Had Leonard Cohen been – for argument’s sake – a car, then in standard depreciation models he would have been reduced to scrap value by about 1967, at the latest. Whereas this coming Friday, he turns 78 – in rock star years, that’s 194 – still at the top of his game, in the midst of yet another world tour, and performing a new album.

Not even using the well-known “diminishing balance method” (he skips around the stage a lot and hasn’t fallen over yet) can his asset-value be deemed to have been reduced by wear-and-tear or obsolescence.

All right, I can hear the accountants among you referring me to the “light-bulb model” of depreciation, used of products that work perfectly until they fail.

Yes, I know, this is also called the “One Hoss Shay” model: the reference being to a poem by Oliver Wendell Holmes about a horse-drawn cart so well made that none of its individual parts wear out until, one day, on its 100th birthday, they all simultaneously collapse.

Maybe that’s what will happen Cohen eventually. In the meantime, he continues to get a cheer every time he sings the lines: “I was born like this, I had no choice/I was born with the gift of a golden voice.” Which he clearly means in a self- deprecating – and possibly depreciating – way and which his audiences always agree is a joke, but which is in fact the truth, or nearly. Cohen’s voice may never have been exactly golden: not if we take the gold standard to be, for example, Roy Orbinson, or Pavarotti. Yet whatever it’s made of, it hasn’t degenerated any over a 50-year-long career.

On the contrary, it has just become even deeper, and hence more authoritative, so that he could have read out sections of the Dublin telephone directory on stage last week and it would have sounded like a profound reflection on the human condition.

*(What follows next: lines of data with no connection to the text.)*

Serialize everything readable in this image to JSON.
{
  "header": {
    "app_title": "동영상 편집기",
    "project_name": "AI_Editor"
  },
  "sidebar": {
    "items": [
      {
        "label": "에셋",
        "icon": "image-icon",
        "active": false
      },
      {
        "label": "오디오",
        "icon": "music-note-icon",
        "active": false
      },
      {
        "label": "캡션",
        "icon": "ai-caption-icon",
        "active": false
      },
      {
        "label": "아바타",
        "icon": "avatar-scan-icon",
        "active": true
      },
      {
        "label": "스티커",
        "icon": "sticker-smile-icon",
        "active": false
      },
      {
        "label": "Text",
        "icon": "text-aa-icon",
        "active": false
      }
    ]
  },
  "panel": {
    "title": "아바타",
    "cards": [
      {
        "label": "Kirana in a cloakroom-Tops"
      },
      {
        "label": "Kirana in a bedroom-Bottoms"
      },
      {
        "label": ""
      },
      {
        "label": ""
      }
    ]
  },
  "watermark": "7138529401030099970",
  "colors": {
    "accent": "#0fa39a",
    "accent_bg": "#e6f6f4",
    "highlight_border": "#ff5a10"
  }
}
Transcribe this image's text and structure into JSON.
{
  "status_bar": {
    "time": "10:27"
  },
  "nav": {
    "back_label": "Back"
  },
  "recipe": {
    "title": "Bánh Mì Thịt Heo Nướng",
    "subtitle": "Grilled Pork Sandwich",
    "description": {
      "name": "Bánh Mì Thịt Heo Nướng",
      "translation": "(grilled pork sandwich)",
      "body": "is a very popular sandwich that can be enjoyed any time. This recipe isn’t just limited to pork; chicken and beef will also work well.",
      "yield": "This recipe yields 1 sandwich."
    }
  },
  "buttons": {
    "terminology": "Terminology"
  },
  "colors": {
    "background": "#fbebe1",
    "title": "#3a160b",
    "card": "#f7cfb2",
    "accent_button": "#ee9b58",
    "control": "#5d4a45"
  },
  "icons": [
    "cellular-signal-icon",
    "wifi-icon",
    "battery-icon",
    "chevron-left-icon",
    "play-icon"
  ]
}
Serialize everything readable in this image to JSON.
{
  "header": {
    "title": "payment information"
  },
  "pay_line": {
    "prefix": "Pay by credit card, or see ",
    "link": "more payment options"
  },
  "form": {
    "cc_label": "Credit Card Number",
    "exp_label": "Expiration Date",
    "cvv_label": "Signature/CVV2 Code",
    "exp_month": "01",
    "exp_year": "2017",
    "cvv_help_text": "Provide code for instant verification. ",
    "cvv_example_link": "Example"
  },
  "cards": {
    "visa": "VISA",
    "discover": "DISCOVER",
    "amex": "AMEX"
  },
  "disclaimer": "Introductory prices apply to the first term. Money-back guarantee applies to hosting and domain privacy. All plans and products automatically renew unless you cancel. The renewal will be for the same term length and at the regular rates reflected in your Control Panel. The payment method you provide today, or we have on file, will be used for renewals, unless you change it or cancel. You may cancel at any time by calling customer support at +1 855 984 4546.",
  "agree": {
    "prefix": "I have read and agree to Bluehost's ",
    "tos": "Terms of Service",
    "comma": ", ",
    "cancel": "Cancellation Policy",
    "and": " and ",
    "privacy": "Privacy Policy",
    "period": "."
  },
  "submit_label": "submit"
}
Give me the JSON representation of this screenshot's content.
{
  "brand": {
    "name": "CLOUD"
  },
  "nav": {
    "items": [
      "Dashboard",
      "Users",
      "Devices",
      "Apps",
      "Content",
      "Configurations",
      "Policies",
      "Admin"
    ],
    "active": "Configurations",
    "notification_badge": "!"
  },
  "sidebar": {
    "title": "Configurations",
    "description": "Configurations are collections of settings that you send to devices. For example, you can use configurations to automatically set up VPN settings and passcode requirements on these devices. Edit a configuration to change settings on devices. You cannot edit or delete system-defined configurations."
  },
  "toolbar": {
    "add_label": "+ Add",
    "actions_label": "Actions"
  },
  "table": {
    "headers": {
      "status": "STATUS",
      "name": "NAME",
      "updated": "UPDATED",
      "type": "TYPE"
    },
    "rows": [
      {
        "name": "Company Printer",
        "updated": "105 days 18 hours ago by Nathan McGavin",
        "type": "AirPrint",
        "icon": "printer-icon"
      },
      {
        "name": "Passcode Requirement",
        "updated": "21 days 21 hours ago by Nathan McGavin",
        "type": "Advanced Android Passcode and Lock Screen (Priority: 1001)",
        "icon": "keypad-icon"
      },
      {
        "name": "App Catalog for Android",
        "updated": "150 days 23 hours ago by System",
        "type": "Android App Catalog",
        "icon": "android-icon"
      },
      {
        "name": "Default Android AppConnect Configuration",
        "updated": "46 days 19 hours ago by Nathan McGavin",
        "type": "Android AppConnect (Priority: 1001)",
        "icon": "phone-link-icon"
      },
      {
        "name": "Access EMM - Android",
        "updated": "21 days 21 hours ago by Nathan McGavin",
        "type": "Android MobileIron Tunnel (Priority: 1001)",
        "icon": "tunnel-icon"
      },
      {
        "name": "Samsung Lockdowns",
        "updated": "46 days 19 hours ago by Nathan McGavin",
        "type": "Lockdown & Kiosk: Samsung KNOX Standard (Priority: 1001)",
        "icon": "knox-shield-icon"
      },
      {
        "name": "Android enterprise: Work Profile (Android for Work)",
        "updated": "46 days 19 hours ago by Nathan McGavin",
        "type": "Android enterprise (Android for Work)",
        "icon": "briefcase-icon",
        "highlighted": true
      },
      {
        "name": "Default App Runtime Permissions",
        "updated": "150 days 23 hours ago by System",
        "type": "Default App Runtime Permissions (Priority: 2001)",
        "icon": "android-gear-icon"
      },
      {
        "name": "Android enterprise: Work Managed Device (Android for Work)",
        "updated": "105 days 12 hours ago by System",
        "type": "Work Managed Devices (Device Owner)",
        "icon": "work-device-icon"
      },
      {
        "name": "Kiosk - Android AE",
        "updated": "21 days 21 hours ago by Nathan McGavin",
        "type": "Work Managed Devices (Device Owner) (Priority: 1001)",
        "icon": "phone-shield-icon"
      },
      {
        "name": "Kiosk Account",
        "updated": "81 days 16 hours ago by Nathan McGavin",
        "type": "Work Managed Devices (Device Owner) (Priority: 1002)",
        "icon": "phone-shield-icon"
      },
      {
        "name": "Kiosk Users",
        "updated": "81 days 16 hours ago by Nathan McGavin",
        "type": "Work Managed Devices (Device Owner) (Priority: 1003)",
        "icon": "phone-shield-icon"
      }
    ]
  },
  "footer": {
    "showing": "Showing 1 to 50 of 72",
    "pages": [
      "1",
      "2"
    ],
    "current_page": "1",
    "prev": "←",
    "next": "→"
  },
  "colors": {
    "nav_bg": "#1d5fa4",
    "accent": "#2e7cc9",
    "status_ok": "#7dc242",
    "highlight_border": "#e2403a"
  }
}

'GOLDEN' IS CERTAINLYno exaggeration for the state of his voice when compared with that of another veteran singer-songwriter who has just produced a new album.

Bob Dylan has never been much given to either deprecation or depreciation, self-wise. In fact, he once claimed to have reversed the ageing process viz: “But I was so much older then/I’m younger than that now”. Despite which, his latest record sees a continuation of the fascinating – and seemingly endless – decline in the quality of his larynx.

Consequently, while most critics have been agreeing about the album’s brilliance, they also seem to have been caught up on in an unofficial contest to devise the best description of how rough his voice is.

Thus the Wall Street Journal called it “a gargle of a vocal”. A Philadephia reviewer saw that bid and raised it, suggesting Dylan had been “gargling with gravel”. And in a similar vein, the LA Times wondered if he’d been secretly “eating nuts and bolts for half a century”.

A Florida newspaper, rather imaginatively, dubbed his voice a “zombie bullfrog holler” The New York Times suggested it was a “raspy, phlegmy, bark”. Meanwhile, with typical concision, the tabloid NY Daily News diagnosed the sound in one word: “tubercular”.

I don’t know if I can add anything to that list. But several years ago, commenting on an earlier Dylan album, I said that his voice “made Ronnie Drew sound like a lead soprano with the Vienna Boy’s Choir”. Well, suffice to say it’s a bit rougher now.